Vale a pena a leitura!!!!!!!!!!!!!!!!!!!!
Mudar os hábitos exige planejamento, disciplina, força de vontade e um tempo de
adaptação
Acordar cedo, escovar os dentes, colocar o cinto de
segurança no carro, dormir tarde, beber café. O nosso dia a dia está recheado
de hábitos, do momento em que acordamos até voltarmos para a cama, e nem nos
damos conta de quantas vezes fazemos todas essas coisas. É a "força do
hábito", costuma-se dizer, e segundo o psicólogo Antonio Carlos Amador
Pereira, professor da PUC-SP, esses "são comportamentos há bastante tempo
instalados e que são repetidos sistematicamente, até sem pensar". E
mudá-los exige planejamento, disciplina e força de vontade.
Os hábitos são construídos a partir da recompensa
que temos com a sua execução, como acionar o interruptor e a lâmpada se acender
ou, se o desejo é ser bem recebido, sorrir para as pessoas, que irão,
provavelmente, sorrir de volta. De tão arraigados, fica difícil mudar os que
são considerados ruins, como procrastinar ou roer as unhas. Adquirir novos bons
hábitos também é mais difícil do que costumamos achar, e um exemplo disso é a
lista de resoluções a cada começo de ano. Traçar metas é fácil; colocar em prática,
nem sempre.
Para o autor de "Making Habits, Breaking
Habits: Why We Do Things, Why We Don't and How to Make Any Change Stick"

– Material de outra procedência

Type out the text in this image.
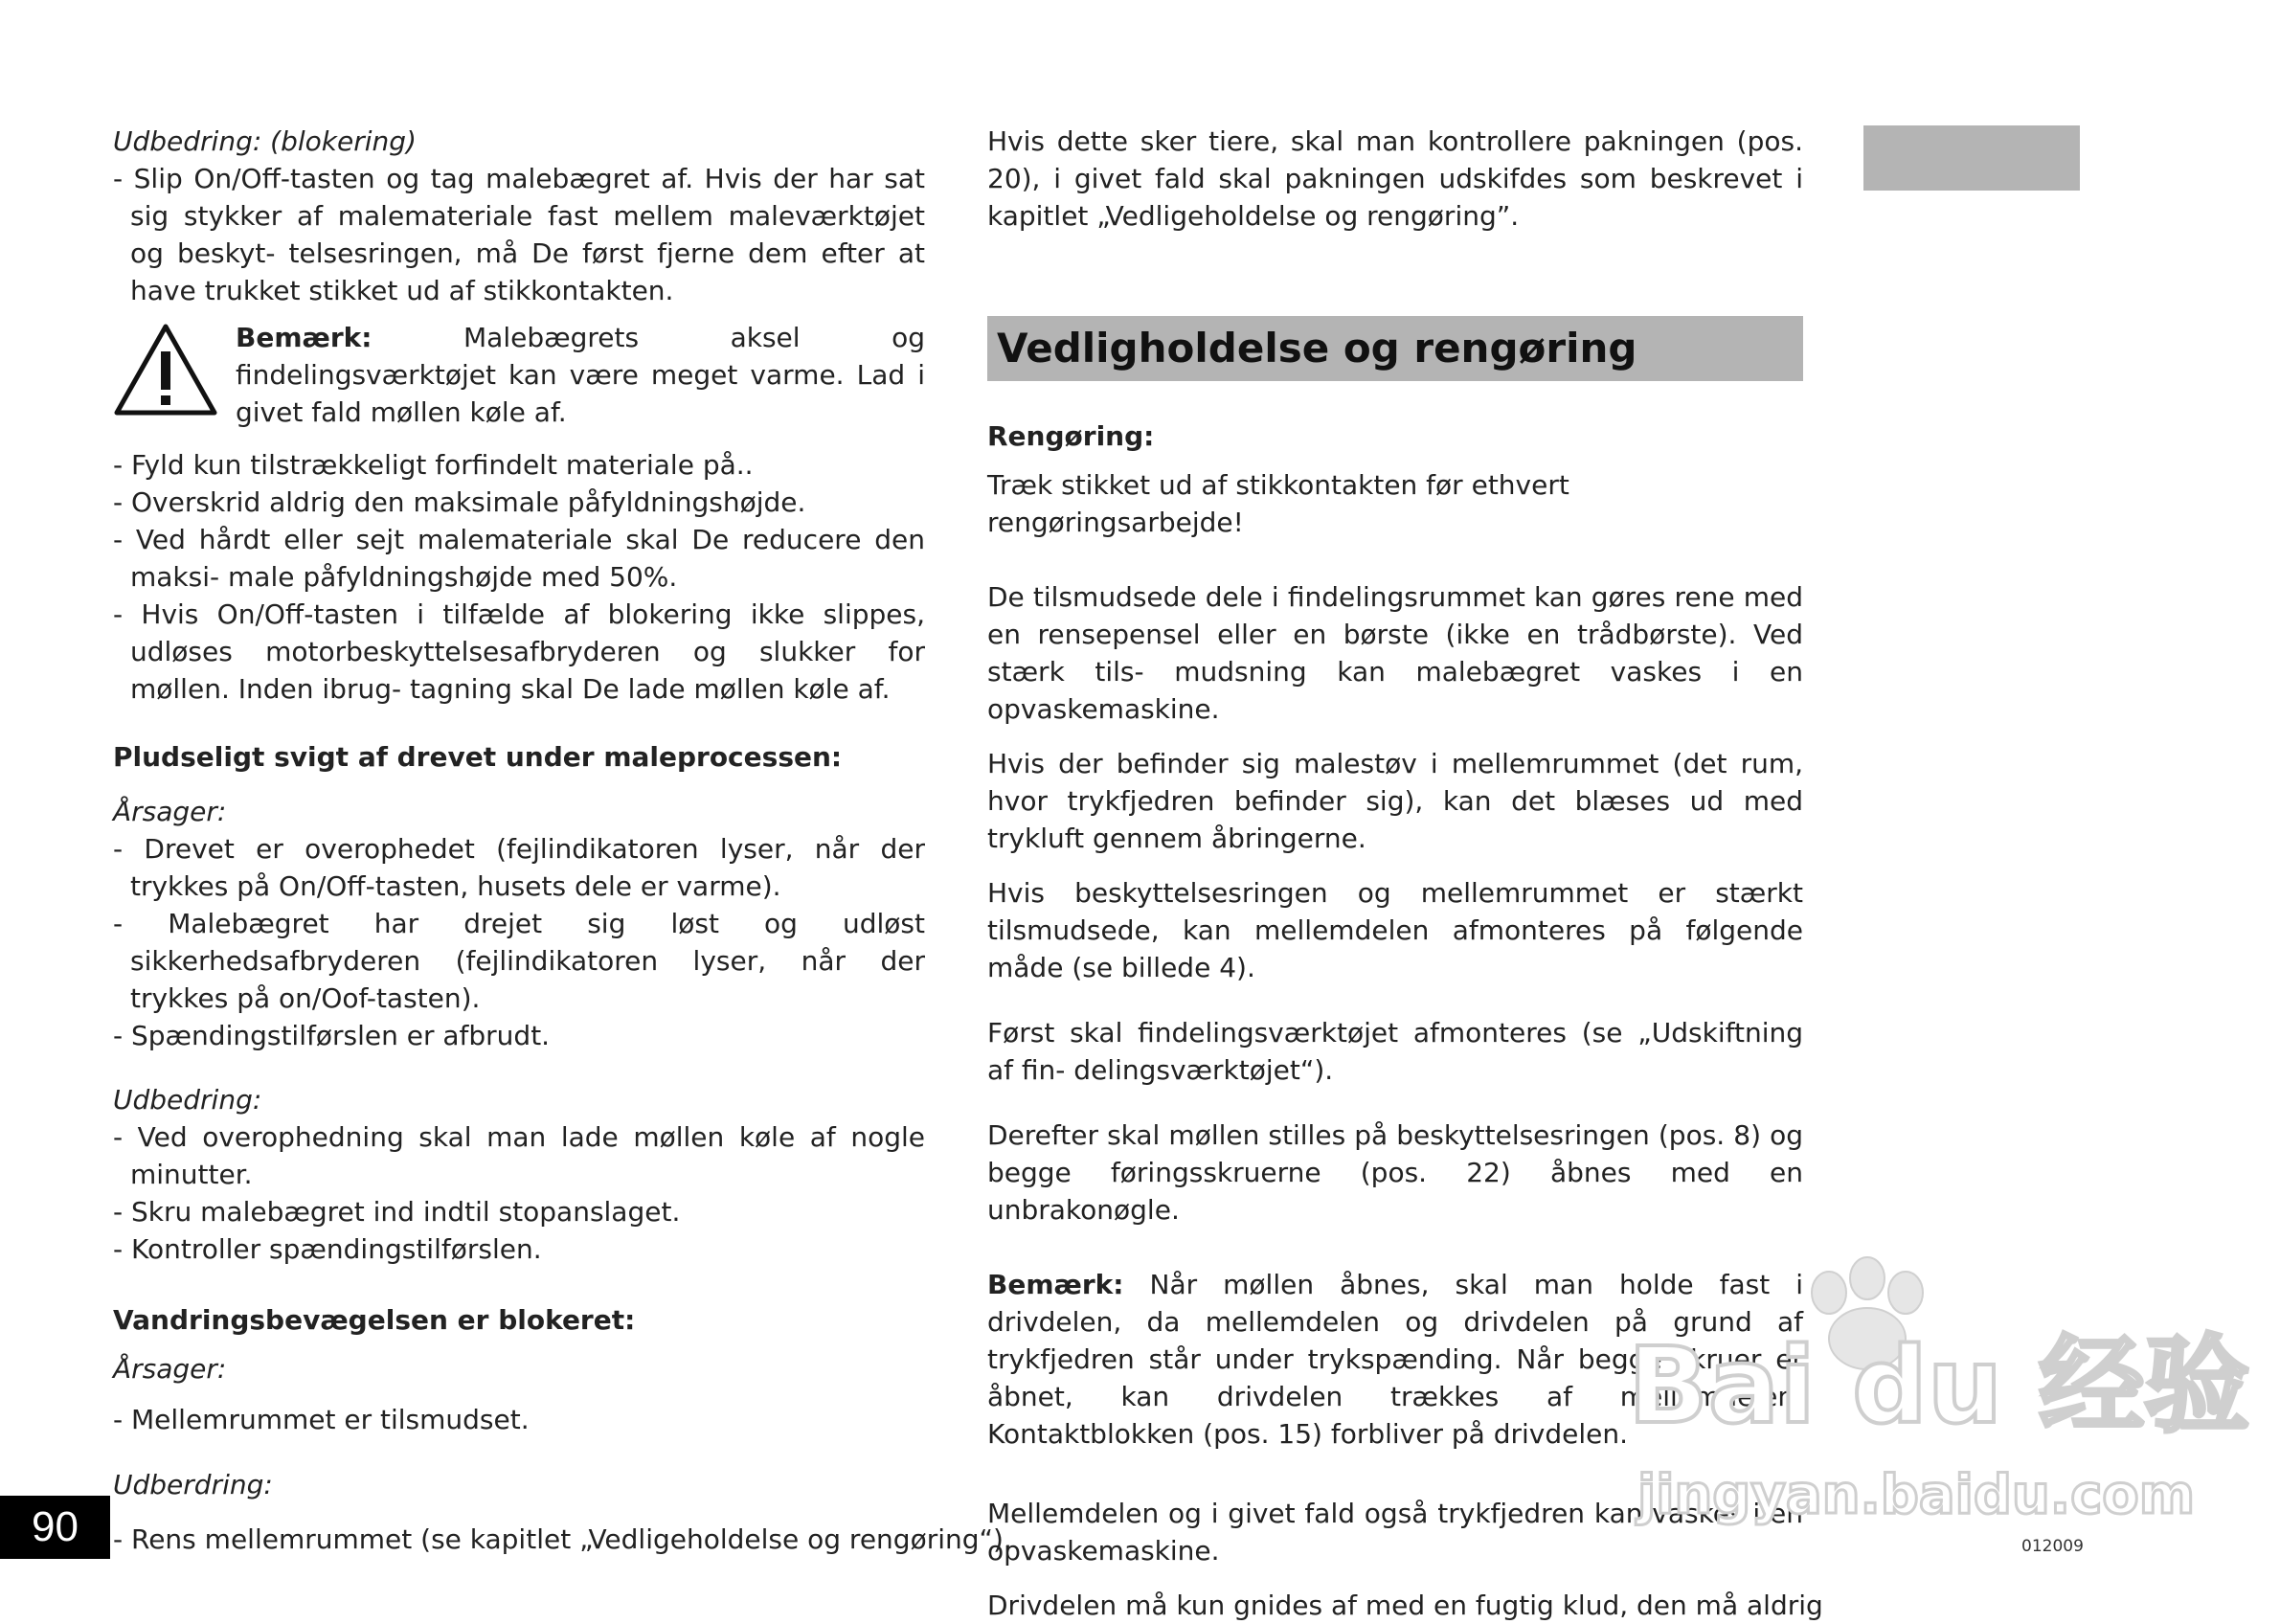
Udbedring: (blokering)

- Slip On/Off-tasten og tag malebægret af. Hvis der har sat sig stykker af malemateriale fast mellem maleværktøjet og beskyt- telsesringen, må De først fjerne dem efter at have trukket stikket ud af stikkontakten.

Bemærk: Malebægrets aksel og findelingsværktøjet kan være meget varme. Lad i givet fald møllen køle af.

- Fyld kun tilstrækkeligt forfindelt materiale på..

- Overskrid aldrig den maksimale påfyldningshøjde.

- Ved hårdt eller sejt malemateriale skal De reducere den maksi- male påfyldningshøjde med 50%.

- Hvis On/Off-tasten i tilfælde af blokering ikke slippes, udløses motorbeskyttelsesafbryderen og slukker for møllen. Inden ibrug- tagning skal De lade møllen køle af.

Pludseligt svigt af drevet under maleprocessen:

Årsager:

- Drevet er overophedet (fejlindikatoren lyser, når der trykkes på On/Off-tasten, husets dele er varme).

- Malebægret har drejet sig løst og udløst sikkerhedsafbryderen (fejlindikatoren lyser, når der trykkes på on/Oof-tasten).

- Spændingstilførslen er afbrudt.

Udbedring:

- Ved overophedning skal man lade møllen køle af nogle minutter.

- Skru malebægret ind indtil stopanslaget.

- Kontroller spændingstilførslen.

Vandringsbevægelsen er blokeret:

Årsager:

- Mellemrummet er tilsmudset.

Udberdring:

- Rens mellemrummet (se kapitlet „Vedligeholdelse og rengøring“).

Hvis dette sker tiere, skal man kontrollere pakningen (pos. 20), i givet fald skal pakningen udskifdes som beskrevet i kapitlet „Vedligeholdelse og rengøring”.

Vedligholdelse og rengøring

Rengøring:

Træk stikket ud af stikkontakten før ethvert rengøringsarbejde!

De tilsmudsede dele i findelingsrummet kan gøres rene med en rensepensel eller en børste (ikke en trådbørste). Ved stærk tils- mudsning kan malebægret vaskes i en opvaskemaskine.

Hvis der befinder sig malestøv i mellemrummet (det rum, hvor trykfjedren befinder sig), kan det blæses ud med trykluft gennem åbringerne.

Hvis beskyttelsesringen og mellemrummet er stærkt tilsmudsede, kan mellemdelen afmonteres på følgende måde (se billede 4).

Først skal findelingsværktøjet afmonteres (se „Udskiftning af fin- delingsværktøjet“).

Derefter skal møllen stilles på beskyttelsesringen (pos. 8) og begge føringsskruerne (pos. 22) åbnes med en unbrakonøgle.

Bemærk: Når møllen åbnes, skal man holde fast i drivdelen, da mellemdelen og drivdelen på grund af trykfjedren står under trykspænding. Når begge skruer er åbnet, kan drivdelen trækkes af mellemdelen. Kontaktblokken (pos. 15) forbliver på drivdelen.

Mellemdelen og i givet fald også trykfjedren kan vaskes i en opvaskemaskine.

Drivdelen må kun gnides af med en fugtig klud, den må aldrig

90	012009
Bai du 经验
jingyan.baidu.com
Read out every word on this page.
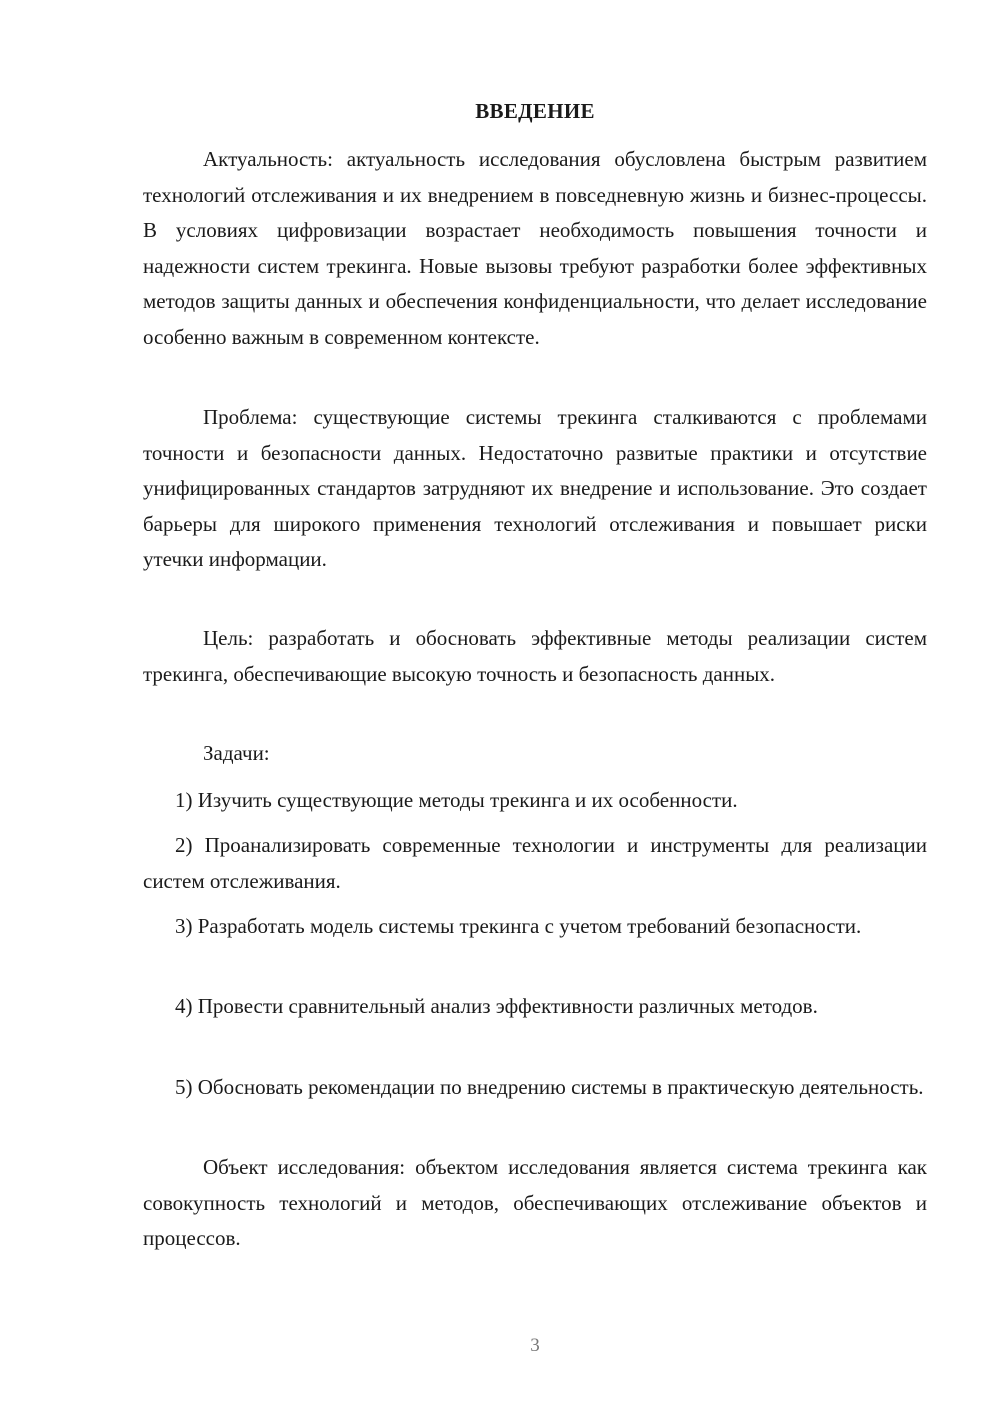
ВВЕДЕНИЕ

Актуальность: актуальность исследования обусловлена быстрым развитием технологий отслеживания и их внедрением в повседневную жизнь и бизнес-процессы. В условиях цифровизации возрастает необходимость повышения точности и надежности систем трекинга. Новые вызовы требуют разработки более эффективных методов защиты данных и обеспечения конфиденциальности, что делает исследование особенно важным в современном контексте.

Проблема: существующие системы трекинга сталкиваются с проблемами точности и безопасности данных. Недостаточно развитые практики и отсутствие унифицированных стандартов затрудняют их внедрение и использование. Это создает барьеры для широкого применения технологий отслеживания и повышает риски утечки информации.

Цель: разработать и обосновать эффективные методы реализации систем трекинга, обеспечивающие высокую точность и безопасность данных.

Задачи:

1) Изучить существующие методы трекинга и их особенности.

2) Проанализировать современные технологии и инструменты для реализации систем отслеживания.

3) Разработать модель системы трекинга с учетом требований безопасности.

4) Провести сравнительный анализ эффективности различных методов.

5) Обосновать рекомендации по внедрению системы в практическую деятельность.

Объект исследования: объектом исследования является система трекинга как совокупность технологий и методов, обеспечивающих отслеживание объектов и процессов.

3
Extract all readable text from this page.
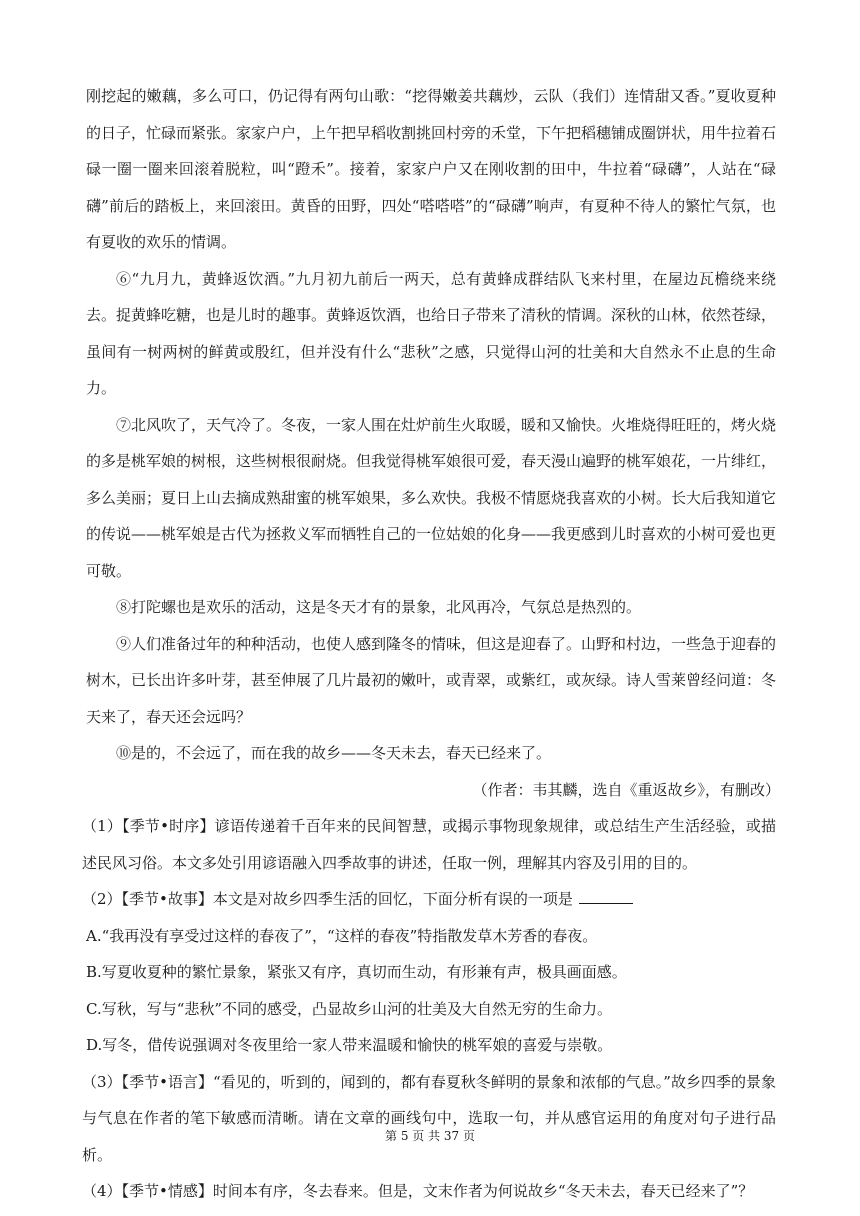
刚挖起的嫩藕，多么可口，仍记得有两句山歌：“挖得嫩姜共藕炒，云队（我们）连情甜又香。”夏收夏种的日子，忙碌而紧张。家家户户，上午把早稻收割挑回村旁的禾堂，下午把稻穗铺成圈饼状，用牛拉着石碌一圈一圈来回滚着脱粒，叫“蹬禾”。接着，家家户户又在刚收割的田中，牛拉着“碌礴”，人站在“碌礴”前后的踏板上，来回滚田。黄昏的田野，四处“嗒嗒嗒”的“碌礴”响声，有夏种不待人的繁忙气氛，也有夏收的欢乐的情调。

⑥“九月九，黄蜂返饮酒。”九月初九前后一两天，总有黄蜂成群结队飞来村里，在屋边瓦檐绕来绕去。捉黄蜂吃糖，也是儿时的趣事。黄蜂返饮酒，也给日子带来了清秋的情调。深秋的山林，依然苍绿，虽间有一树两树的鲜黄或殷红，但并没有什么“悲秋”之感，只觉得山河的壮美和大自然永不止息的生命力。

⑦北风吹了，天气冷了。冬夜，一家人围在灶炉前生火取暖，暖和又愉快。火堆烧得旺旺的，烤火烧的多是桃军娘的树根，这些树根很耐烧。但我觉得桃军娘很可爱，春天漫山遍野的桃军娘花，一片绯红，多么美丽；夏日上山去摘成熟甜蜜的桃军娘果，多么欢快。我极不情愿烧我喜欢的小树。长大后我知道它的传说——桃军娘是古代为拯救义军而牺牲自己的一位姑娘的化身——我更感到儿时喜欢的小树可爱也更可敬。

⑧打陀螺也是欢乐的活动，这是冬天才有的景象，北风再冷，气氛总是热烈的。

⑨人们准备过年的种种活动，也使人感到隆冬的情味，但这是迎春了。山野和村边，一些急于迎春的树木，已长出许多叶芽，甚至伸展了几片最初的嫩叶，或青翠，或紫红，或灰绿。诗人雪莱曾经问道：冬天来了，春天还会远吗？

⑩是的，不会远了，而在我的故乡——冬天未去，春天已经来了。

（作者：韦其麟，选自《重返故乡》，有删改）

（1）【季节•时序】谚语传递着千百年来的民间智慧，或揭示事物现象规律，或总结生产生活经验，或描述民风习俗。本文多处引用谚语融入四季故事的讲述，任取一例，理解其内容及引用的目的。

（2）【季节•故事】本文是对故乡四季生活的回忆，下面分析有误的一项是

A.“我再没有享受过这样的春夜了”，“这样的春夜”特指散发草木芳香的春夜。

B.写夏收夏种的繁忙景象，紧张又有序，真切而生动，有形兼有声，极具画面感。

C.写秋，写与“悲秋”不同的感受，凸显故乡山河的壮美及大自然无穷的生命力。

D.写冬，借传说强调对冬夜里给一家人带来温暖和愉快的桃军娘的喜爱与崇敬。

（3）【季节•语言】“看见的，听到的，闻到的，都有春夏秋冬鲜明的景象和浓郁的气息。”故乡四季的景象与气息在作者的笔下敏感而清晰。请在文章的画线句中，选取一句，并从感官运用的角度对句子进行品析。

（4）【季节•情感】时间本有序，冬去春来。但是，文末作者为何说故乡“冬天未去，春天已经来了”？

第 5 页 共 37 页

(em tradução livre, "Criando Hábitos, Perdendo Hábitos: Por Que Nós
Fazemos Coisas, Por Que Não e Como Fazer Qualquer Mudança Durar"), escrito
pelo psicólogo inglês Jeremy Dean e ainda sem previsão de lançamento no Brasil.
- além da repetição
automatizada, o hábito se caracteriza pela falta de emoção. Um exemplo é
acordar cedo para quem costumava acordar tarde. Nos primeiros dias, é um drama,
e o sono parece não ir embora ao longo do dia. Após algumas semanas e meses, o
acordar torna-se automático. "Os hábitos têm importância para economizar
energia", afirma o psicólogo Pereira. Ou seja, uma vez acostumado, o organismo
passa de gastar menos energia para executar a ação repetitiva e a guarda para
outras situações.
O tempo para que um hábito entre na rotina varia de
acordo com o tipo de ação e, claro, de quem a executa. O psicólogo inglês cita um
estudo feito pela University College London em que 96 pessoas foram convidadas
a escolher uma ação para se tornar hábito. A maioria escolheu algo relacionado
à saúde, como comer uma fruta por dia ou caminhar 15 minutos à noite. Depois de
quase três meses de estudo, os participantes indicaram se eles tinham ou não
adquirido o novo hábito.
Os resultados mostraram que, em média, os
participantes levaram 66 dias para atestar que a ação tinha se tornado hábito.
Assim como os hábitos variavam, o
tempo para adquiri-los, também. O participante que decidiu tomar um copo com
água todo dia após o café da manhã conseguiu o hábito em 20 dias. Já quem
preferiu inserir a fruta após o almoço levou o dobro do tempo.
Criando hábitos
Criar um novo hábito exige comprometimento. Para o
psicólogo da PUC-SP, também são necessários motivação e, claro, repetição.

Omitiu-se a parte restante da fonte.